Política
Vinicius Torres Freire Polícia para o golpe no Senado
FOLHA DE S. PAULO
Um Poder era manipulado pelo conluio de burocratas com senadores; MP e PF têm de entrar a fundo no caso
ESTÁ CLARO agora que senadores, não se sabe quantos muitos, eram pelo menos cúmplices e beneficiários da malversação dos recursos postos à disposição do Senado. Os benefícios eram pecuniários ou indiretos, na forma de serviços ou de empregos para parentes e clientelas. Eram também benefícios políticos, na forma de sustentação de um esquema de favores e financiamento de agregados, na manutenção do pessoal de "escritórios" políticos ou similares.
Mais importante, eram benefícios políticos num sentido maior e mais grave: um grupo de burocratas que servia de esquadrão de apoio à cúpula dos senadores, àqueles que mandam na casa faz 15 anos. Por meio de favores e, aparentemente, chantagens desse grupo de burocratas, a cúpula do Senado manipulava recursos financeiros e administrativos a fim de manter seu poder na Casa, sobre a bancada parlamentar e, assim, sobre parte da República.Isso é tanto um caso vulgar de polícia, como, difícil de qualificar, um golpe institucional crônico, digamos. Além de privatizar bens públicos para benefício diretamente pessoal, o conluio de senadores de cúpula com a burocracia eternizada no comando administrativo do Senado servia à manipulação institucional.
No caso, manipulação de uma bancada que aprova emendas constitucionais, leis, CPIs, endividamento de entes federativos etc.
Mandantes, cúmplices, omissos ou com telhado de vidro, os senadores por ora pretendem limitar os danos do escândalo. Derrubam apenas, a muito custo, burocratas da bandalha. Não há, talvez nem possa haver, dada a amplitude do escândalo, investigação no sentido de cortar cabeças no Senado. Não há, pois, outro meio de fazer uma limpa na casa que não seja chamar a polícia, medida que conta com o apoio dos senadores Cristovam Buarque (PDT) e Álvaro Dias (PSDB), pelo menos. O Ministério Público, mas também a Polícia Federal, tem de agir de modo muito mais enérgico. Sem investigação independente, os senadores vão privatizar também a Justiça.
O Ministério Público do Distrito Federal instaurou inquérito para investigar a bandalha dos atos secretos do Senado, assunto que será conduzido pela procuradora Anna Carolina Resende Maia, que já investiga o uso irregular de passagens aéreas por parlamentares. O procurador do Ministério Público no TCU, Marinus Marsico, investiga também os atos secretos. A procuradora da República Eliana Pires Rocha investiga as exorbitâncias das despesas médicas do Senado. Mas ainda é pouco, muito pouco.
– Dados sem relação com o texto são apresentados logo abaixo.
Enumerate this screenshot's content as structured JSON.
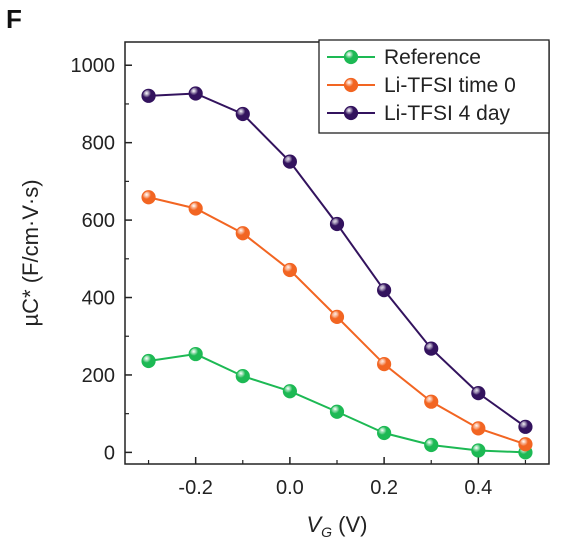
{
  "panel_label": "F",
  "chart_data": {
    "type": "line",
    "title": "",
    "xlabel_main": "V",
    "xlabel_sub": "G",
    "xlabel_unit": " (V)",
    "ylabel": "µC* (F/cm·V·s)",
    "xlim": [
      -0.35,
      0.55
    ],
    "ylim": [
      -30,
      1060
    ],
    "x_ticks": [
      -0.2,
      0.0,
      0.2,
      0.4
    ],
    "x_tick_labels": [
      "-0.2",
      "0.0",
      "0.2",
      "0.4"
    ],
    "y_ticks": [
      0,
      200,
      400,
      600,
      800,
      1000
    ],
    "y_tick_labels": [
      "0",
      "200",
      "400",
      "600",
      "800",
      "1000"
    ],
    "grid": false,
    "legend_position": "top-right",
    "x": [
      -0.3,
      -0.2,
      -0.1,
      0.0,
      0.1,
      0.2,
      0.3,
      0.4,
      0.5
    ],
    "series": [
      {
        "name": "Reference",
        "color": "#1db954",
        "values": [
          236,
          254,
          197,
          158,
          105,
          50,
          19,
          5,
          0
        ]
      },
      {
        "name": "Li-TFSI time 0",
        "color": "#f26522",
        "values": [
          659,
          630,
          566,
          471,
          350,
          228,
          131,
          62,
          21
        ]
      },
      {
        "name": "Li-TFSI 4 day",
        "color": "#33135e",
        "values": [
          921,
          927,
          874,
          751,
          590,
          419,
          268,
          153,
          66
        ]
      }
    ]
  }
}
É preciso instaurar inquéritos para investigar toda a cadeia de comando que criou benefícios tanto para burocratas como para senadores. É preciso investigar a denúncia de chantagem feita pelo senador Arthur Virgílio (PSDB). É preciso investigar ainda a possível compra de votos e lealdades, paga com os favores da direção do Senado. Não se trata de mera malversação episódica de fundos ou de desvios administrativos. Trata-se de um caso de privatização de recursos públicos com o objetivo de manipular ações de um Poder da República. Como observou Janio de Freitas, nesta Folha, trata-se talvez de um caso ainda mais grave que o do mensalão.